My idea of Hell is being in a waiting room with nothing to read. Recently, I went to the lab to have some blood drawn in preparation for my wellness visit in a few weeks. I had anticipated a quick in and out as I had previously always experienced. How did I forget about COVID? I quickly ran out of signs on the wall to read and suffered through a two hour wait.
My students back in my teaching days never quite believed me when I told them my mother used to tell me to "put down that book and go outside and play."
It amazes me to hear that some people only read for a while before bed -- a page or two to fall asleep. Or worse, people who consider reading doing nothing or a complete waste of time!
Not being able to read while my eye was healing was the hardest part although eventually I was able to read large print books. Now I can read easily with reading glasses although I did have to trade out my collection of readers for stronger magnification.
Don is never at a loss as to what to get me for my birthday and he is quite the bibliophile himself.
I have been reading from the Gamache detective series by Louise Penny and going back to reread some of the early ones.
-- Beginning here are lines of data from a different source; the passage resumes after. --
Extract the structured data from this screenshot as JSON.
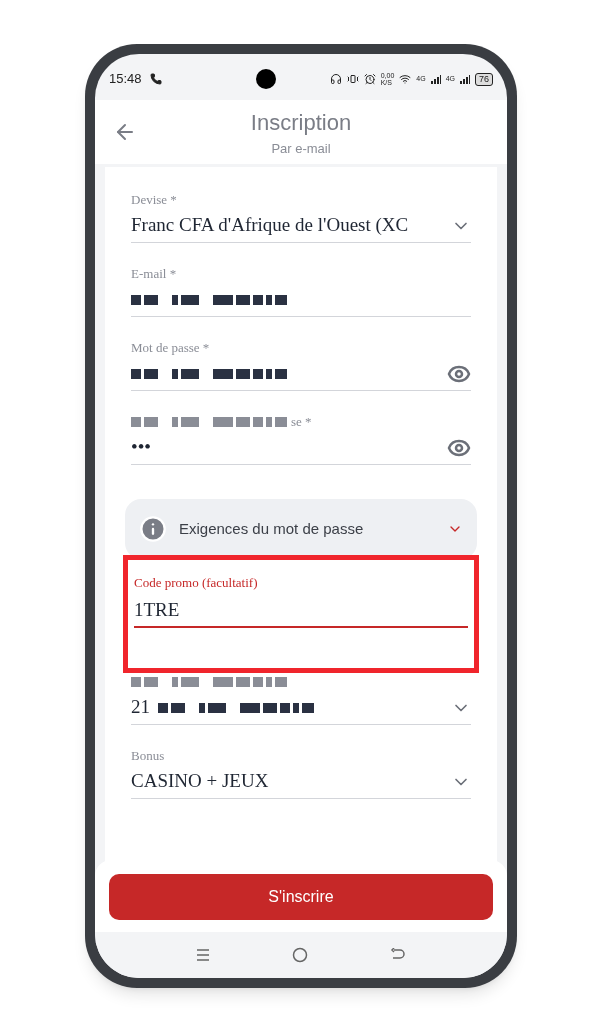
{
  "status_bar": {
    "time": "15:48",
    "network_speed": "0,00",
    "speed_unit": "K/S",
    "signal_1": "4G",
    "signal_2": "4G",
    "battery": "76"
  },
  "header": {
    "title": "Inscription",
    "subtitle": "Par e-mail"
  },
  "fields_top": [
    {
      "kind": "select",
      "label": "Devise *",
      "value": "Franc CFA d'Afrique de l'Ouest (XC",
      "label_redacted": false,
      "value_redacted": false
    },
    {
      "kind": "text",
      "label": "E-mail *",
      "label_redacted": false,
      "value_redacted": true
    },
    {
      "kind": "password",
      "label": "Mot de passe *",
      "label_redacted": false,
      "value_redacted": true
    },
    {
      "kind": "password",
      "label": "se *",
      "value": "•••",
      "label_redacted": true,
      "value_redacted": false
    }
  ],
  "info_panel": {
    "label": "Exigences du mot de passe",
    "expanded": false
  },
  "promo_field": {
    "label": "Code promo (facultatif)",
    "value": "1TRE",
    "focused": true,
    "highlighted": true
  },
  "fields_bottom": [
    {
      "kind": "select",
      "value": "21",
      "label_redacted": true,
      "value_redacted": true
    },
    {
      "kind": "select",
      "label": "Bonus",
      "value": "CASINO + JEUX",
      "label_redacted": false,
      "value_redacted": false
    }
  ],
  "submit_button": {
    "label": "S'inscrire"
  }
}
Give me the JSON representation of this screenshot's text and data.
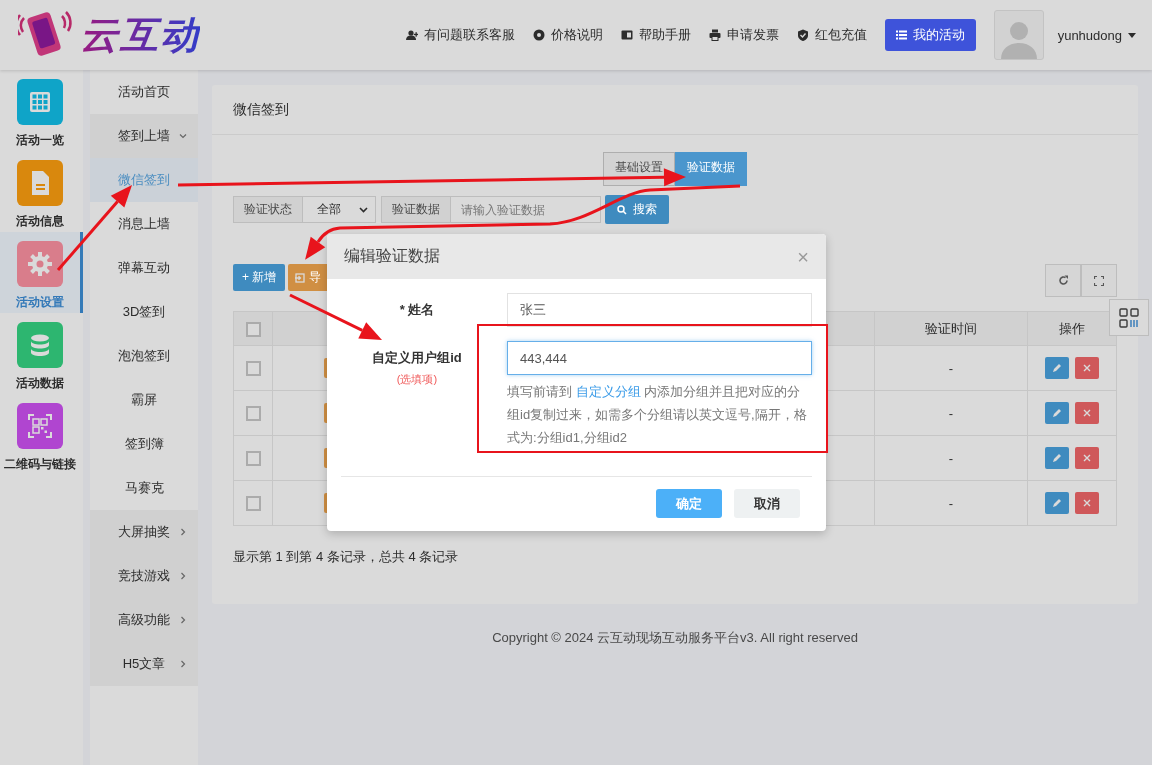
{
  "header": {
    "logo_text": "云互动",
    "links": [
      "有问题联系客服",
      "价格说明",
      "帮助手册",
      "申请发票",
      "红包充值"
    ],
    "primary_button": "我的活动",
    "username": "yunhudong"
  },
  "nav_rail": [
    {
      "label": "活动一览",
      "selected": false,
      "color": "#0fa4c8"
    },
    {
      "label": "活动信息",
      "selected": false,
      "color": "#d9880d"
    },
    {
      "label": "活动设置",
      "selected": true,
      "color": "#d97d8b"
    },
    {
      "label": "活动数据",
      "selected": false,
      "color": "#2db670"
    },
    {
      "label": "二维码与链接",
      "selected": false,
      "color": "#b045d0"
    }
  ],
  "sub_menu": [
    {
      "label": "活动首页",
      "selected": false
    },
    {
      "label": "签到上墙",
      "selected": false,
      "expanded": true,
      "children": [
        {
          "label": "微信签到",
          "selected": true
        },
        {
          "label": "消息上墙",
          "selected": false
        },
        {
          "label": "弹幕互动",
          "selected": false
        },
        {
          "label": "3D签到",
          "selected": false
        },
        {
          "label": "泡泡签到",
          "selected": false
        },
        {
          "label": "霸屏",
          "selected": false
        },
        {
          "label": "签到簿",
          "selected": false
        },
        {
          "label": "马赛克",
          "selected": false
        }
      ]
    },
    {
      "label": "大屏抽奖",
      "selected": false,
      "expanded": false
    },
    {
      "label": "竞技游戏",
      "selected": false,
      "expanded": false
    },
    {
      "label": "高级功能",
      "selected": false,
      "expanded": false
    },
    {
      "label": "H5文章",
      "selected": false,
      "expanded": false
    }
  ],
  "panel": {
    "title": "微信签到",
    "tabs": [
      {
        "label": "基础设置",
        "selected": false
      },
      {
        "label": "验证数据",
        "selected": true
      }
    ],
    "filters": [
      {
        "kind": "select",
        "label": "验证状态",
        "value": "全部"
      },
      {
        "kind": "text",
        "label": "验证数据",
        "placeholder": "请输入验证数据"
      }
    ],
    "search_button": "搜索",
    "toolbar": [
      {
        "kind": "add",
        "label": "+ 新增"
      },
      {
        "kind": "import",
        "label": "导"
      }
    ],
    "table": {
      "header_checked": false,
      "headers": [
        "验证时间",
        "操作"
      ],
      "rows": [
        {
          "checked": false,
          "verify_time": "-"
        },
        {
          "checked": false,
          "verify_time": "-"
        },
        {
          "checked": false,
          "verify_time": "-"
        },
        {
          "checked": false,
          "verify_time": "-"
        }
      ]
    },
    "summary": "显示第 1 到第 4 条记录，总共 4 条记录"
  },
  "footer": "Copyright © 2024 云互动现场互动服务平台v3. All right reserved",
  "modal": {
    "title": "编辑验证数据",
    "close": "×",
    "fields": [
      {
        "label": "* 姓名",
        "value": "张三",
        "focused": false
      },
      {
        "label": "自定义用户组id",
        "note": "(选填项)",
        "value": "443,444",
        "focused": true,
        "hint_before": "填写前请到",
        "hint_link": "自定义分组",
        "hint_after": "内添加分组并且把对应的分组id复制过来，如需多个分组请以英文逗号,隔开，格式为:分组id1,分组id2"
      }
    ],
    "buttons": [
      {
        "kind": "primary",
        "label": "确定"
      },
      {
        "kind": "default",
        "label": "取消"
      }
    ]
  }
}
They take place mostly in Canada, just north of the Vermont border so the setting seems familiar. The last one I read, All the Devils are Here, takes place in Paris and there's nothing wrong with that.
My sister-in-law loaned me the book she was reading when we drove down to Florida -- Ann Patchett's The Dutch House. We both enjoyed it.
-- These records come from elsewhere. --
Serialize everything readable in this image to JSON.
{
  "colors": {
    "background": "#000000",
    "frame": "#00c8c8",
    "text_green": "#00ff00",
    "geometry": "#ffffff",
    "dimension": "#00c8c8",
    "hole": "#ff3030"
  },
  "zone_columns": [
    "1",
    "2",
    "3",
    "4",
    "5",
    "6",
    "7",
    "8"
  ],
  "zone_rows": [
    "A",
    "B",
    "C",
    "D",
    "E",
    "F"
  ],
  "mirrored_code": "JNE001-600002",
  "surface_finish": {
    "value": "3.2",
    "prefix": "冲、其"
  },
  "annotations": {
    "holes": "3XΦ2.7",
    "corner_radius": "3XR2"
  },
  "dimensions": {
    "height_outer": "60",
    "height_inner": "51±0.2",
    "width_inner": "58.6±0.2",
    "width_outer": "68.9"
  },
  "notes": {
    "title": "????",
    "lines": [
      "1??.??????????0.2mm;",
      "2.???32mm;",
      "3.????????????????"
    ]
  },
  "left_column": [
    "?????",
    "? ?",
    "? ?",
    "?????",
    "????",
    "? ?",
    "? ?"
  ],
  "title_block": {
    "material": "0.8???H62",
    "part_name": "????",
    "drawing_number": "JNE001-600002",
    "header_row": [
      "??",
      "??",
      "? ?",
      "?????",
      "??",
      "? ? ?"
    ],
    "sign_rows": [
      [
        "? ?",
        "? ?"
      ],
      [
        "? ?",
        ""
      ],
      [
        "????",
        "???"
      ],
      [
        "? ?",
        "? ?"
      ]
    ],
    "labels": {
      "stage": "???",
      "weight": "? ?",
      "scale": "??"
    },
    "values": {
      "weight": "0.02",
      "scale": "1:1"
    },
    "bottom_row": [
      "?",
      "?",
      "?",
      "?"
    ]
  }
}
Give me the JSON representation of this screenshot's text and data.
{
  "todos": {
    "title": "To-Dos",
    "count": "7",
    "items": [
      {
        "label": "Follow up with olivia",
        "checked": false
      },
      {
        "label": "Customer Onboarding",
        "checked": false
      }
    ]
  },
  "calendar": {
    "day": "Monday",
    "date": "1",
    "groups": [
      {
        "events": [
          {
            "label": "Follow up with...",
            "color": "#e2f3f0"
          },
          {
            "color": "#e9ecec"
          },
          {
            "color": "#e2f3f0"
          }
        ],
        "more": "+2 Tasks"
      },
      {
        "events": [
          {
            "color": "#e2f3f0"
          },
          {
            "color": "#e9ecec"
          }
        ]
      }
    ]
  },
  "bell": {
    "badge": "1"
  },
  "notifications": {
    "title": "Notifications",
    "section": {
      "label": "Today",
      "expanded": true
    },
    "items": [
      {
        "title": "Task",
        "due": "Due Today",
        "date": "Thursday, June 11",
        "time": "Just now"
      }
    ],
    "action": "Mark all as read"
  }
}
Although I have ventured to the local library a few times, mostly I have been rereading from my own bookshelf:
Marilynne Robinson -- Gilead
Joan Anderson -- An Unfinished Marriage
Ann Beattie -- A Wonderful Stroke of Luck (meh)
Peter Heller -- Celine
Francine Prose -- Mister Monkey
I read a lot of nonfiction too, -- poetry, spirituality, and psychology.
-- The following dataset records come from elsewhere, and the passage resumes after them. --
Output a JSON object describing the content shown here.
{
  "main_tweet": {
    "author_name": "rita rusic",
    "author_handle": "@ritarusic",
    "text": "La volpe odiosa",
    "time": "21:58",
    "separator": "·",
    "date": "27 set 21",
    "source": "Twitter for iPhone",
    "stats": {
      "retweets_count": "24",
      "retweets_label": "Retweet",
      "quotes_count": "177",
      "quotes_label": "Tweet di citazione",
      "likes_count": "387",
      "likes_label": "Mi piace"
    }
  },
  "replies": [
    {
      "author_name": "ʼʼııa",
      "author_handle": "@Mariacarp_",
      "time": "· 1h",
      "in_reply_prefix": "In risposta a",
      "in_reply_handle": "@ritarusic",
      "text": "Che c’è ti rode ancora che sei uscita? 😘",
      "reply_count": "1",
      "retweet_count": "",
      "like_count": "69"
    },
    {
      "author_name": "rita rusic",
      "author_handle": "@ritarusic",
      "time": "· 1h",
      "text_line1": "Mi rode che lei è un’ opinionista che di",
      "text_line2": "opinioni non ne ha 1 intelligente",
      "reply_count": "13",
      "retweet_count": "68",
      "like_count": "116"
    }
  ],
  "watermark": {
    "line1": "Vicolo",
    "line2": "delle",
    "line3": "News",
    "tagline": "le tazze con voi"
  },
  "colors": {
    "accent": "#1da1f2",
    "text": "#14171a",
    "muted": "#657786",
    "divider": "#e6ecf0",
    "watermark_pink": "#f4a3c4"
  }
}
Award for longest title on my bookshelves is Songs from a Voice: Being Recollections, Stanzas, and Observations of Abe Runyan, Song Writer and Performer by Baron Wormser. It's a novel loosely inspired by the life and times of Bob Dylan.
Comments
Summer time is when I read the most, when I get outdoors with my book and a container of water.
Hope your lab work went well.
Was not familiar with Louise Penny till I read her book with Hilary Clinton, State of Terror. Loved it. May have to check out some of her other books.
I have read all of Louise Penny's Inspector Gamache novels, and recently read the book she coauthored with HRC. I do find it hard some days to find time to read and am guilty of reading only at bed time where I soon get too sleepy. But not always.